Anyway, I know that it might seem kind of pointless to comment on this now but this is actually the first time I've listened to the work in full after over a year of being aware you were the youngest recipient of an award that currently escapes my mind because of this piece. That fact... simply bothers me. And it bothers me more that seemingly no one has said to you that this just is not a very good piece off music. I perhaps partly blame it on a lack of awareness of the 20th century in music and, to a lot of people, this is just like what all those dudes were writing or whatever. It's all 'atonal' anyway right? But, as someone who passionately studies and explores 20th century 'classical' music, I can say that.. this just really is not good.

I wish you the best in the composing career and provided you maintain interests and studies in these sorts of things, I think there is little doubt you will be writing music I'll enjoy or find interesting by the time you're my age. I just feel it necessary to comment on these sorts of things because I believe it's not the million compliments that makes a composer improve, but the one negative review that really sticks in a composers' mind. I've certainly had a few of those experiences and they've always made me a better person for it. Either because I realized they made some crucial points that I would then set to remedy or they made some completely horrible points that have forced me to think exactly why I disagree with them and strengthened my own personal stance on composition. I hope my review will react the former to you but, if even the latter, I'll just be happy to have made an impact.

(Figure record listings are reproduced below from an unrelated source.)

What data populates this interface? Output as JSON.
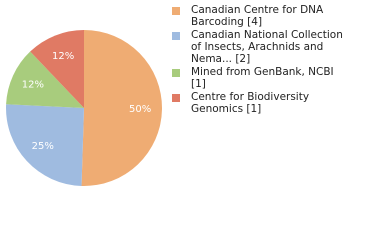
{
  "chart_data": {
    "type": "pie",
    "series": [
      {
        "name": "Canadian Centre for DNA Barcoding [4]",
        "color": "#efac73",
        "values": [
          50
        ],
        "value_labels": [
          "50%"
        ]
      },
      {
        "name": "Canadian National Collection of Insects, Arachnids and Nema... [2]",
        "color": "#9fbbe0",
        "values": [
          25
        ],
        "value_labels": [
          "25%"
        ]
      },
      {
        "name": "Mined from GenBank, NCBI [1]",
        "color": "#a8cc7d",
        "values": [
          12
        ],
        "value_labels": [
          "12%"
        ]
      },
      {
        "name": "Centre for Biodiversity Genomics [1]",
        "color": "#e07a64",
        "values": [
          12
        ],
        "value_labels": [
          "12%"
        ]
      }
    ]
  }
}
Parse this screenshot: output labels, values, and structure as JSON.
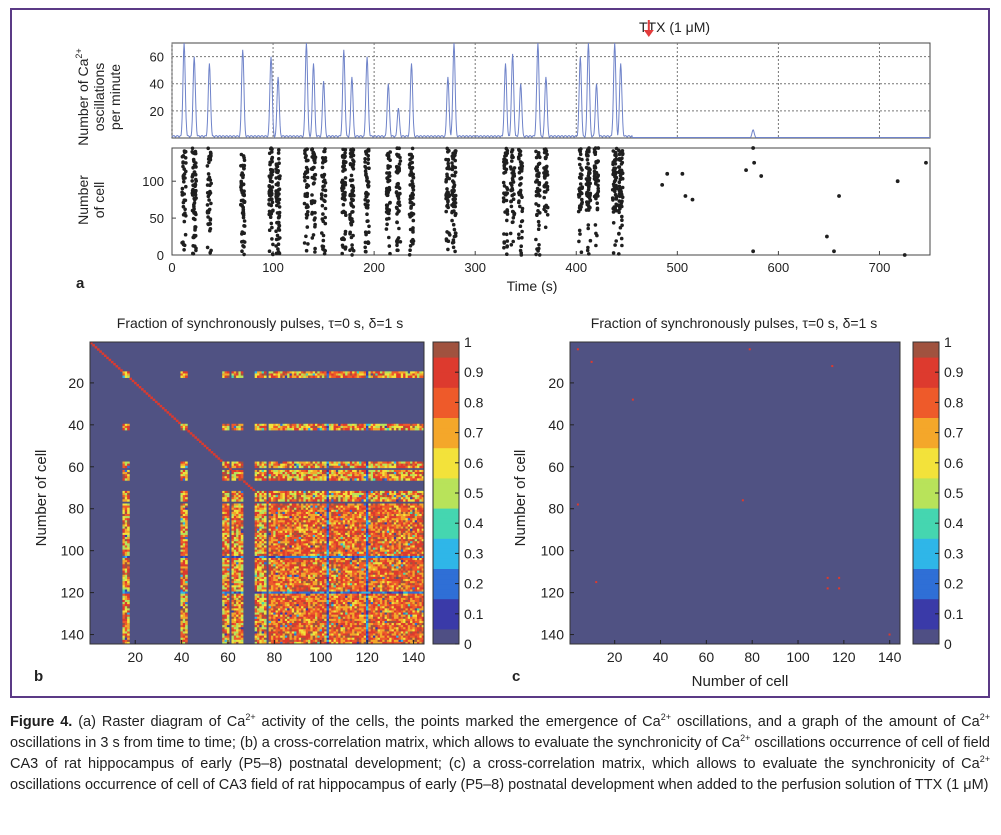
{
  "figure": {
    "panel_a": {
      "panel_letter": "a",
      "ttx_label": "TTX (1 μM)",
      "ttx_time": 450,
      "rate_ylabel_line1": "Number of Ca",
      "rate_ylabel_sup": "2+",
      "rate_ylabel_line2": "oscillations",
      "rate_ylabel_line3": "per minute",
      "raster_ylabel_line1": "Number",
      "raster_ylabel_line2": "of cell",
      "xlabel": "Time (s)",
      "line_color": "#6f83c9",
      "dot_color": "#1f1f1f",
      "arrow_color": "#e23b3b"
    },
    "panel_b": {
      "panel_letter": "b",
      "title": "Fraction of synchronously pulses, τ=0 s, δ=1 s",
      "ylabel": "Number of cell",
      "xlabel": ""
    },
    "panel_c": {
      "panel_letter": "c",
      "title": "Fraction of synchronously pulses, τ=0 s, δ=1 s",
      "ylabel": "Number of cell",
      "xlabel": "Number of cell"
    },
    "colormap": [
      "#4f4f84",
      "#3a3aa8",
      "#2f6fd6",
      "#2fb6e8",
      "#45d6b0",
      "#b8e35a",
      "#f3e23a",
      "#f4a72a",
      "#ee5a2a",
      "#dd3a2e",
      "#a0523f"
    ],
    "background_color": "#505283"
  },
  "chart_data": [
    {
      "type": "line",
      "title": "",
      "xlabel": "Time (s)",
      "ylabel": "Number of Ca2+ oscillations per minute",
      "xlim": [
        0,
        750
      ],
      "ylim": [
        0,
        70
      ],
      "yticks": [
        20,
        40,
        60
      ],
      "grid": true,
      "series": [
        {
          "peaks": [
            {
              "t": 12,
              "v": 70
            },
            {
              "t": 22,
              "v": 60
            },
            {
              "t": 37,
              "v": 55
            },
            {
              "t": 70,
              "v": 65
            },
            {
              "t": 98,
              "v": 60
            },
            {
              "t": 105,
              "v": 45
            },
            {
              "t": 133,
              "v": 70
            },
            {
              "t": 140,
              "v": 55
            },
            {
              "t": 150,
              "v": 42
            },
            {
              "t": 170,
              "v": 65
            },
            {
              "t": 178,
              "v": 45
            },
            {
              "t": 193,
              "v": 60
            },
            {
              "t": 214,
              "v": 40
            },
            {
              "t": 224,
              "v": 22
            },
            {
              "t": 237,
              "v": 55
            },
            {
              "t": 273,
              "v": 45
            },
            {
              "t": 279,
              "v": 70
            },
            {
              "t": 330,
              "v": 55
            },
            {
              "t": 337,
              "v": 62
            },
            {
              "t": 345,
              "v": 40
            },
            {
              "t": 362,
              "v": 70
            },
            {
              "t": 370,
              "v": 45
            },
            {
              "t": 404,
              "v": 60
            },
            {
              "t": 412,
              "v": 70
            },
            {
              "t": 420,
              "v": 40
            },
            {
              "t": 438,
              "v": 70
            },
            {
              "t": 444,
              "v": 55
            },
            {
              "t": 575,
              "v": 6
            }
          ]
        }
      ]
    },
    {
      "type": "scatter",
      "title": "",
      "xlabel": "Time (s)",
      "ylabel": "Number of cell",
      "xlim": [
        0,
        750
      ],
      "ylim": [
        0,
        145
      ],
      "xticks": [
        0,
        100,
        200,
        300,
        400,
        500,
        600,
        700
      ],
      "yticks": [
        0,
        50,
        100
      ],
      "bursts": [
        12,
        22,
        37,
        70,
        98,
        105,
        133,
        140,
        150,
        170,
        178,
        193,
        214,
        224,
        237,
        273,
        279,
        330,
        337,
        345,
        362,
        370,
        404,
        412,
        420,
        438,
        444
      ],
      "isolated_points": [
        {
          "t": 490,
          "cell": 110
        },
        {
          "t": 505,
          "cell": 110
        },
        {
          "t": 515,
          "cell": 75
        },
        {
          "t": 508,
          "cell": 80
        },
        {
          "t": 575,
          "cell": 145
        },
        {
          "t": 576,
          "cell": 125
        },
        {
          "t": 575,
          "cell": 5
        },
        {
          "t": 648,
          "cell": 25
        },
        {
          "t": 660,
          "cell": 80
        },
        {
          "t": 655,
          "cell": 5
        },
        {
          "t": 718,
          "cell": 100
        },
        {
          "t": 725,
          "cell": 0
        },
        {
          "t": 746,
          "cell": 125
        },
        {
          "t": 583,
          "cell": 107
        },
        {
          "t": 568,
          "cell": 115
        },
        {
          "t": 485,
          "cell": 95
        }
      ]
    },
    {
      "type": "heatmap",
      "title": "Fraction of synchronously pulses, τ=0 s, δ=1 s",
      "xlabel": "",
      "ylabel": "Number of cell",
      "xlim": [
        1,
        144
      ],
      "ylim": [
        1,
        144
      ],
      "xticks": [
        20,
        40,
        60,
        80,
        100,
        120,
        140
      ],
      "yticks": [
        20,
        40,
        60,
        80,
        100,
        120,
        140
      ],
      "colorbar_ticks": [
        "0",
        "0.1",
        "0.2",
        "0.3",
        "0.4",
        "0.5",
        "0.6",
        "0.7",
        "0.8",
        "0.9",
        "1"
      ],
      "block_ranges": [
        [
          15,
          17
        ],
        [
          40,
          42
        ],
        [
          58,
          60
        ],
        [
          62,
          66
        ],
        [
          72,
          76
        ],
        [
          78,
          144
        ]
      ]
    },
    {
      "type": "heatmap",
      "title": "Fraction of synchronously pulses, τ=0 s, δ=1 s",
      "xlabel": "Number of cell",
      "ylabel": "Number of cell",
      "xlim": [
        1,
        144
      ],
      "ylim": [
        1,
        144
      ],
      "xticks": [
        20,
        40,
        60,
        80,
        100,
        120,
        140
      ],
      "yticks": [
        20,
        40,
        60,
        80,
        100,
        120,
        140
      ],
      "colorbar_ticks": [
        "0",
        "0.1",
        "0.2",
        "0.3",
        "0.4",
        "0.5",
        "0.6",
        "0.7",
        "0.8",
        "0.9",
        "1"
      ],
      "sparse_points": [
        [
          10,
          10
        ],
        [
          76,
          76
        ],
        [
          113,
          113
        ],
        [
          118,
          118
        ],
        [
          4,
          4
        ],
        [
          115,
          12
        ],
        [
          12,
          115
        ],
        [
          28,
          28
        ],
        [
          79,
          4
        ],
        [
          140,
          140
        ],
        [
          4,
          78
        ],
        [
          113,
          118
        ],
        [
          118,
          113
        ]
      ]
    }
  ],
  "caption": {
    "label": "Figure 4.",
    "text_parts": [
      " (a) Raster diagram of Ca",
      "2+",
      " activity of the cells, the points marked the emergence of Ca",
      "2+",
      " oscillations, and a graph of the amount of Ca",
      "2+",
      " oscillations in 3 s from time to time; (b) a cross-correlation matrix, which allows to evaluate the synchronicity of Ca",
      "2+",
      " oscillations occurrence of cell of field CA3 of rat hippocampus of early (P5–8) postnatal development; (c) a cross-correlation matrix, which allows to evaluate the synchronicity of Ca",
      "2+",
      " oscillations occurrence of cell of CA3 field of rat hippocampus of early (P5–8) postnatal development when added to the perfusion solution of TTX (1 μM)"
    ]
  }
}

I have to disagree with Nirvana here. I actually enjoyed a large part of this. The midi, however, is absolutely horrible! Get your dad to premiere this piece and put a better recording up, PLEASE! That said, it's fascinating that you wrote this 2 years ago now... a lot of your more current works aren't anywhere near this. Why the move back to tonality? I think you should really explore this side of you... it's got a lot of potential.

  • Author

You'll see. I am starting the great change once again.

Soon to come.

BTW thanks for both of your comments!!